We create a queue in which we put all the grids that are not finished through the Node that represents them. If this queue is not empty, we check whether moves are possible from the nodes in the queue, if this is the case, we calculate the following nodes and add them to the queue.
If ever the move performed results in a grid that already exist then the Node is not created.
Various tests were carried out throughout the development of my program, including for example the correct termination of programs.
The following test method makes it possible to solve all the configurations and to calculate the time required. This is solvesAllConfigurations(). It is simply made up of a loop incrementing an integer by 1 on each pass, to scan the loading and resolution of all configurations.
We note for example that configuration 14 took more than 30 minutes to resolve.
The interface is very simple. The left part contains the game grid where it is possible to move the vehicles by hand, and where the resolution steps will be displayed.
The right side has controls. The text zone is used to enter the configuration number (ranging from 1 to 40).

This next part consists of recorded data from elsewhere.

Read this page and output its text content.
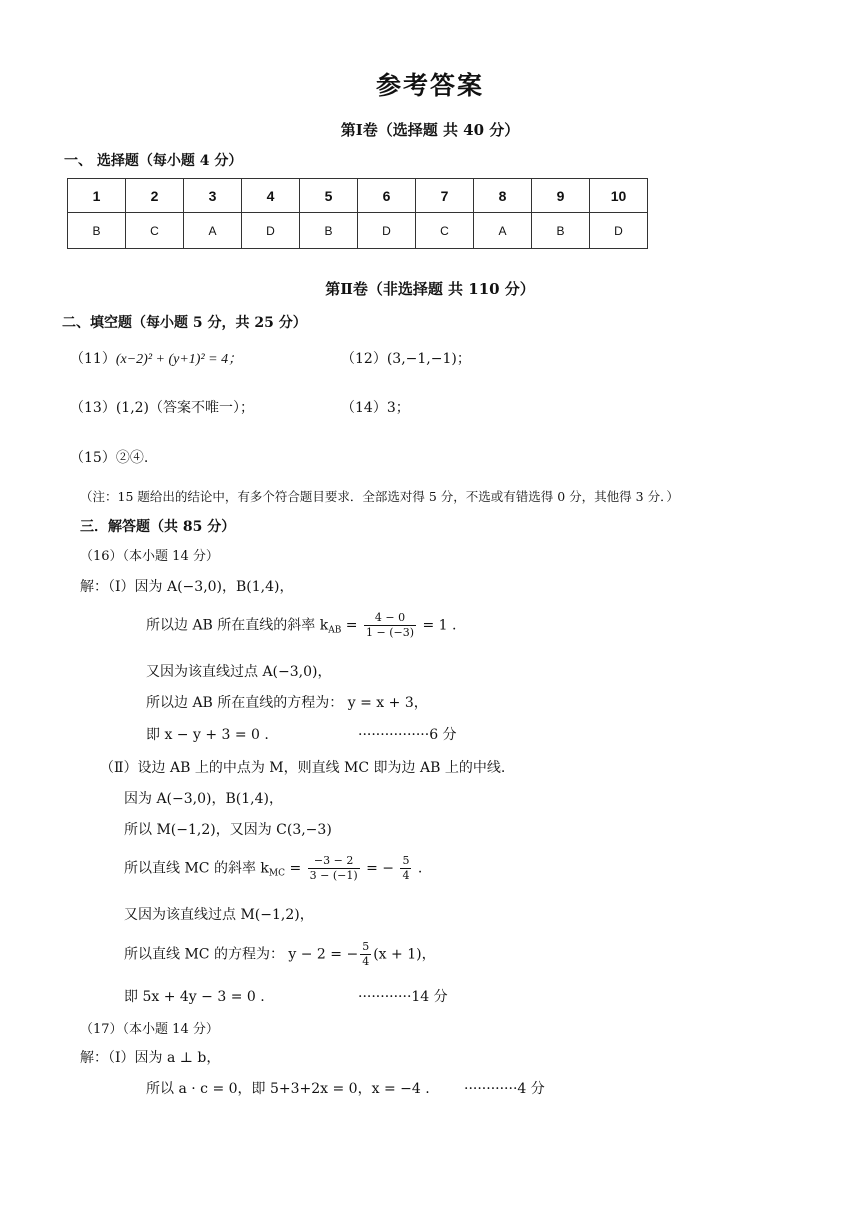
参考答案
第Ⅰ卷（选择题 共 40 分）
一、 选择题（每小题 4 分）
1	2	3	4	5	6	7	8	9	10
B	C	A	D	B	D	C	A	B	D
第Ⅱ卷（非选择题 共 110 分）
二、填空题（每小题 5 分，共 25 分）
（11）(x−2)² + (y+1)² = 4；	（12）(3,−1,−1)；
（13）(1,2)（答案不唯一）；	（14）3；
（15）②④.
（注：15 题给出的结论中，有多个符合题目要求．全部选对得 5 分，不选或有错选得 0 分，其他得 3 分．）
三．解答题（共 85 分）
（16）（本小题 14 分）
解：（Ⅰ）因为 A(−3,0)，B(1,4)，
所以边 AB 所在直线的斜率 $k_{AB} = \frac{4 - 0}{1 - (-3)} = 1$ .
又因为该直线过点 A(−3,0)，
所以边 AB 所在直线的方程为： y = x + 3，
即 x − y + 3 = 0 .	················6 分
（Ⅱ）设边 AB 上的中点为 M，则直线 MC 即为边 AB 上的中线.
因为 A(−3,0)，B(1,4)，
所以 M(−1,2)，又因为 C(3,−3)
所以直线 MC 的斜率 $k_{MC} = \frac{-3 - 2}{3 - (-1)}$ = − $\frac{5}{4}$ .
又因为该直线过点 M(−1,2)，
所以直线 MC 的方程为： y − 2 = − $\frac{5}{4} (x + 1)$，
即 5x + 4y − 3 = 0 .	············14 分
（17）（本小题 14 分）
解：（Ⅰ）因为 a ⊥ b，
所以 a · c = 0，即 5+3+2x = 0，x = −4 . ············4 分
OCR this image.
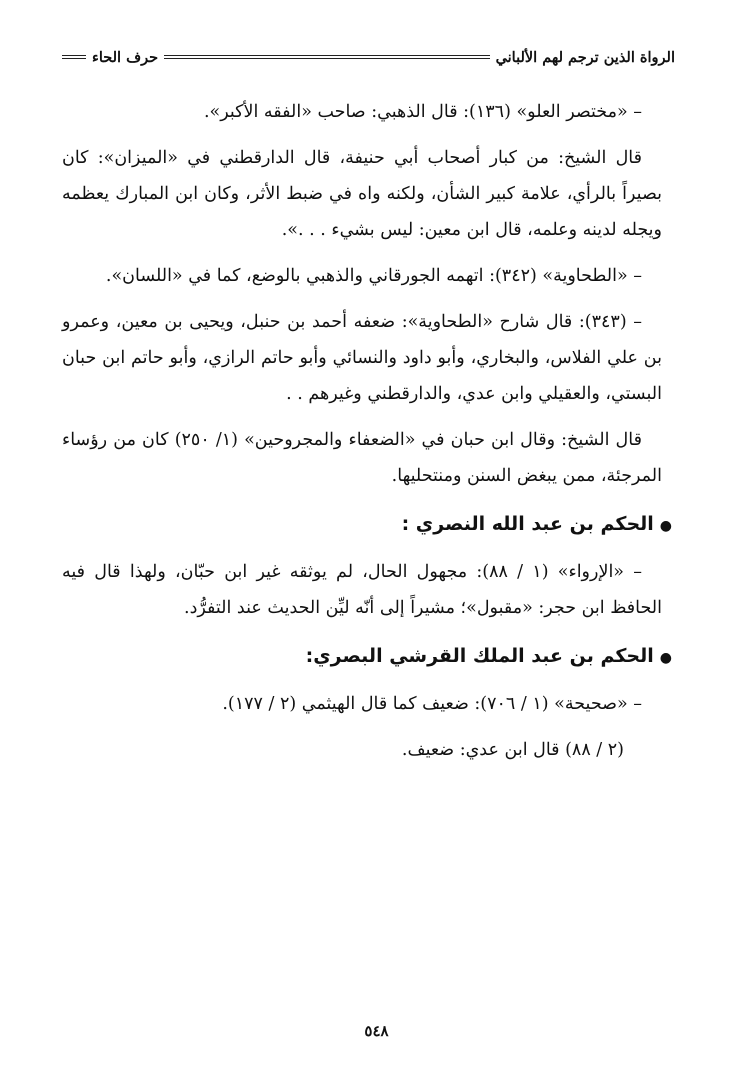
الرواة الذين ترجم لهم الألباني
حرف الحاء

– «مختصر العلو» (١٣٦): قال الذهبي: صاحب «الفقه الأكبر».

قال الشيخ: من كبار أصحاب أبي حنيفة، قال الدارقطني في «الميزان»: كان بصيراً بالرأي، علامة كبير الشأن، ولكنه واه في ضبط الأثر، وكان ابن المبارك يعظمه ويجله لدينه وعلمه، قال ابن معين: ليس بشيء . . .».

– «الطحاوية» (٣٤٢): اتهمه الجورقاني والذهبي بالوضع، كما في «اللسان».

– (٣٤٣): قال شارح «الطحاوية»: ضعفه أحمد بن حنبل، ويحيى بن معين، وعمرو بن علي الفلاس، والبخاري، وأبو داود والنسائي وأبو حاتم الرازي، وأبو حاتم ابن حبان البستي، والعقيلي وابن عدي، والدارقطني وغيرهم . .

قال الشيخ: وقال ابن حبان في «الضعفاء والمجروحين» (١/ ٢٥٠) كان من رؤساء المرجئة، ممن يبغض السنن ومنتحليها.

●الحكم بن عبد الله النصري :

– «الإرواء» (١ / ٨٨): مجهول الحال، لم يوثقه غير ابن حبّان، ولهذا قال فيه الحافظ ابن حجر: «مقبول»؛ مشيراً إلى أنّه ليِّن الحديث عند التفرُّد.

●الحكم بن عبد الملك القرشي البصري:

– «صحيحة» (١ / ٧٠٦): ضعيف كما قال الهيثمي (٢ / ١٧٧).

(٢ / ٨٨) قال ابن عدي: ضعيف.

٥٤٨
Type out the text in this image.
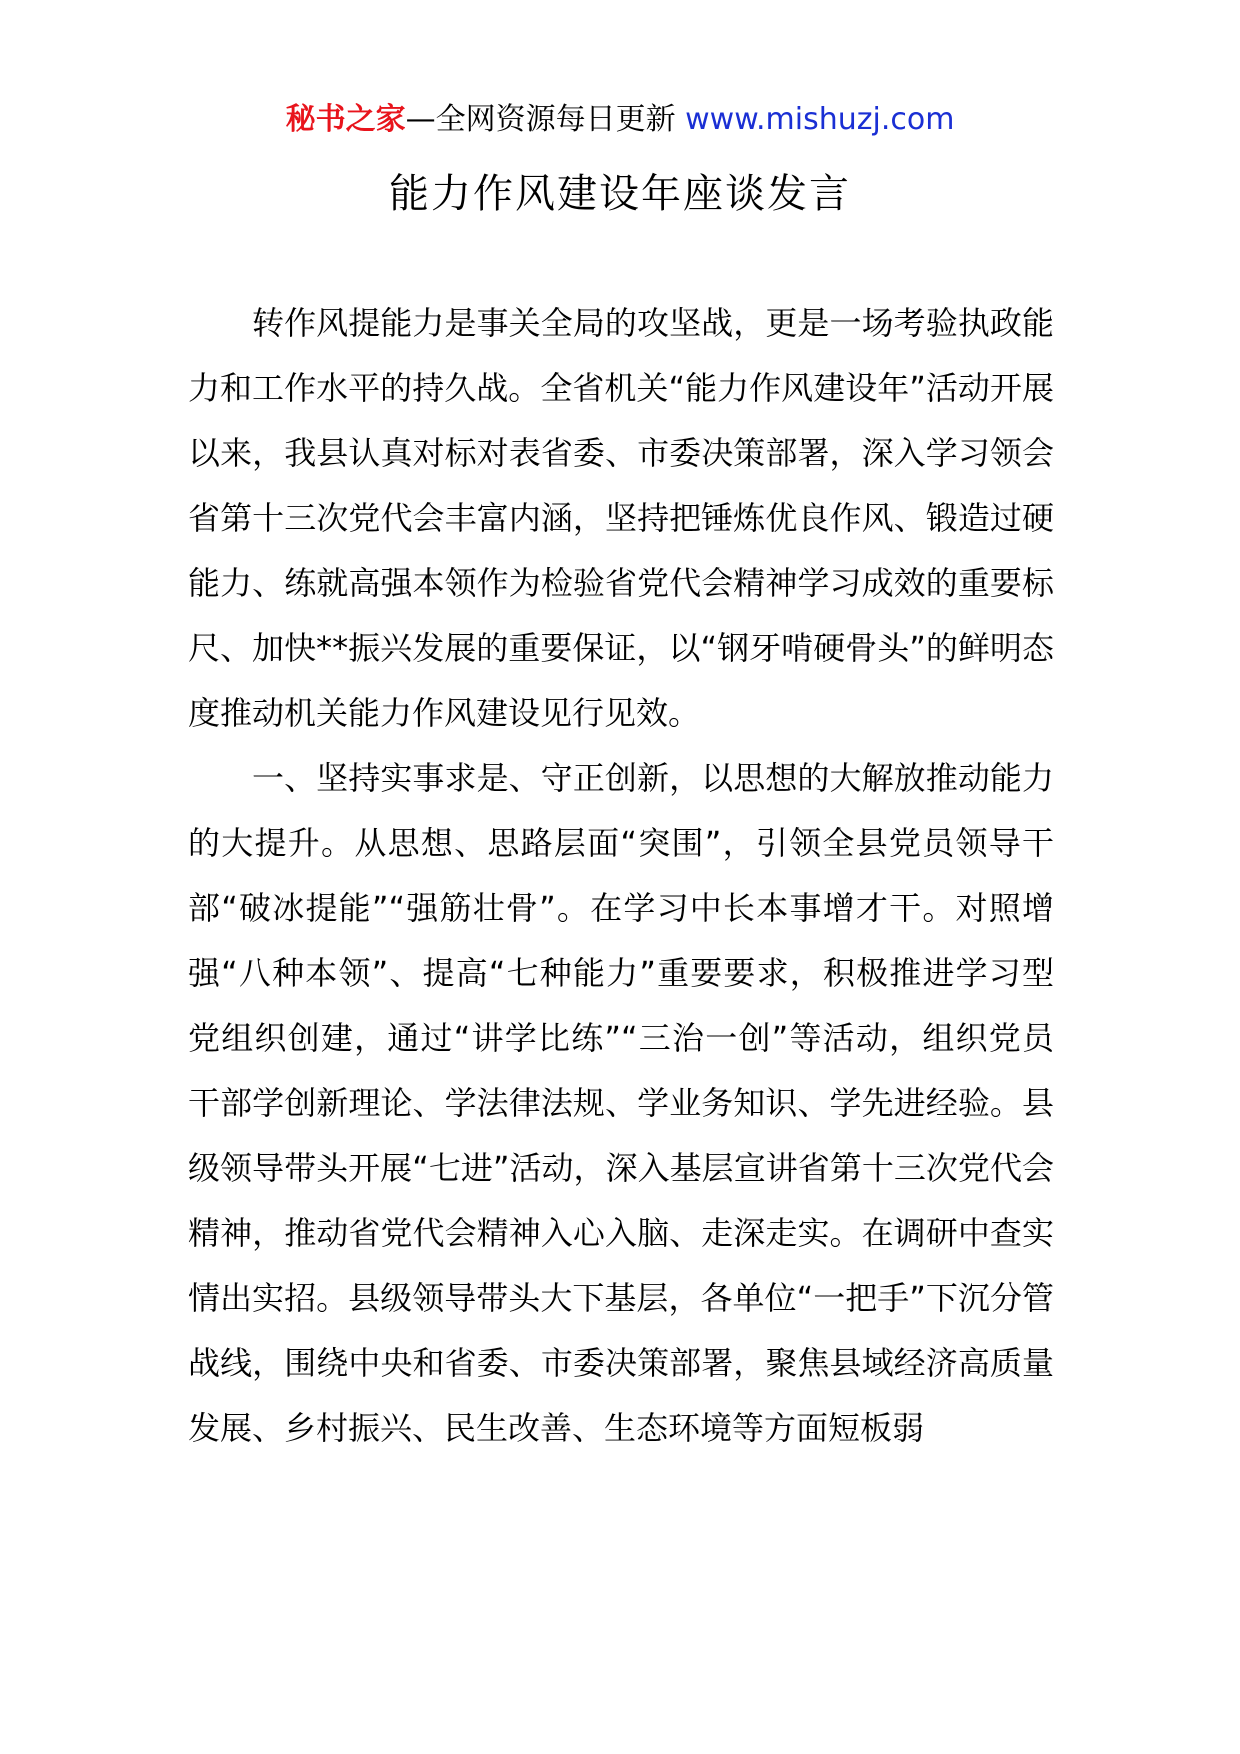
秘书之家—全网资源每日更新 www.mishuzj.com
能力作风建设年座谈发言

转作风提能力是事关全局的攻坚战，更是一场考验执政能力和工作水平的持久战。全省机关“能力作风建设年”活动开展以来，我县认真对标对表省委、市委决策部署，深入学习领会省第十三次党代会丰富内涵，坚持把锤炼优良作风、锻造过硬能力、练就高强本领作为检验省党代会精神学习成效的重要标尺、加快**振兴发展的重要保证，以“钢牙啃硬骨头”的鲜明态度推动机关能力作风建设见行见效。

一、坚持实事求是、守正创新，以思想的大解放推动能力的大提升。从思想、思路层面“突围”，引领全县党员领导干部“破冰提能”“强筋壮骨”。在学习中长本事增才干。对照增强“八种本领”、提高“七种能力”重要要求，积极推进学习型党组织创建，通过“讲学比练”“三治一创”等活动，组织党员干部学创新理论、学法律法规、学业务知识、学先进经验。县级领导带头开展“七进”活动，深入基层宣讲省第十三次党代会精神，推动省党代会精神入心入脑、走深走实。在调研中查实情出实招。县级领导带头大下基层，各单位“一把手”下沉分管战线，围绕中央和省委、市委决策部署，聚焦县域经济高质量发展、乡村振兴、民生改善、生态环境等方面短板弱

It will be used by the two buttons below. The "Load" button is used to load the configuration entered, this allows for example to view the initial grid and play on it. The "Solve" button allows you to load the configuration, and display the steps for solving the grid.
- Create a new grid instance. Grid myGrid = new Grid();
- Place the red car. Attention, it is necessary that this car is horizontal, red (0xFF0000) and on the third line (line of index 2). Vehicle carRed = new Vehicle(column, 2, 0xFF0000, VehicleType.CAR, Orientation.HORIZONTAL, myGrid); myGrid.vehicles.add(redcar);
- You can then add as many vehicles as you wish (in the same way as before). The vehicles must not overlap, and they must all have a different color.
There are 40 already existing configurations of Rush Hour game. This method consists in recovering the initial grid of one of these configurations.
- Get the parser. (This method may possibly throw an exception: IOException if the configuration does not exist) int config=2; // Number between 1 and 40 CSVParser parser = new CSVParser(configuration);
- To convert the configuration file to Grid, simply call the method provided for this purpose. Grid = grid.convert();
Solving a grid consists in finding the set of possible paths, to eventually find the shortest. For this we go through the Graph object.
- Create the graph of a grid Graph = new Graph(grid);
- It is then necessary to construct the nodes and roots of this graph. graph.build();
- Once the construction is finished, all the paths can be retrieved in the form of a list of paths (a path is in fact a list of changes) by this method: graph.getInitial().listAllPaths();
Once the graph has been constructed, the shortest path must be found in the list of all possible paths.
- Retrieve the list of all possible paths. List<List> paths = graph.getInitial().listAllPaths();
- Perform the desired search method.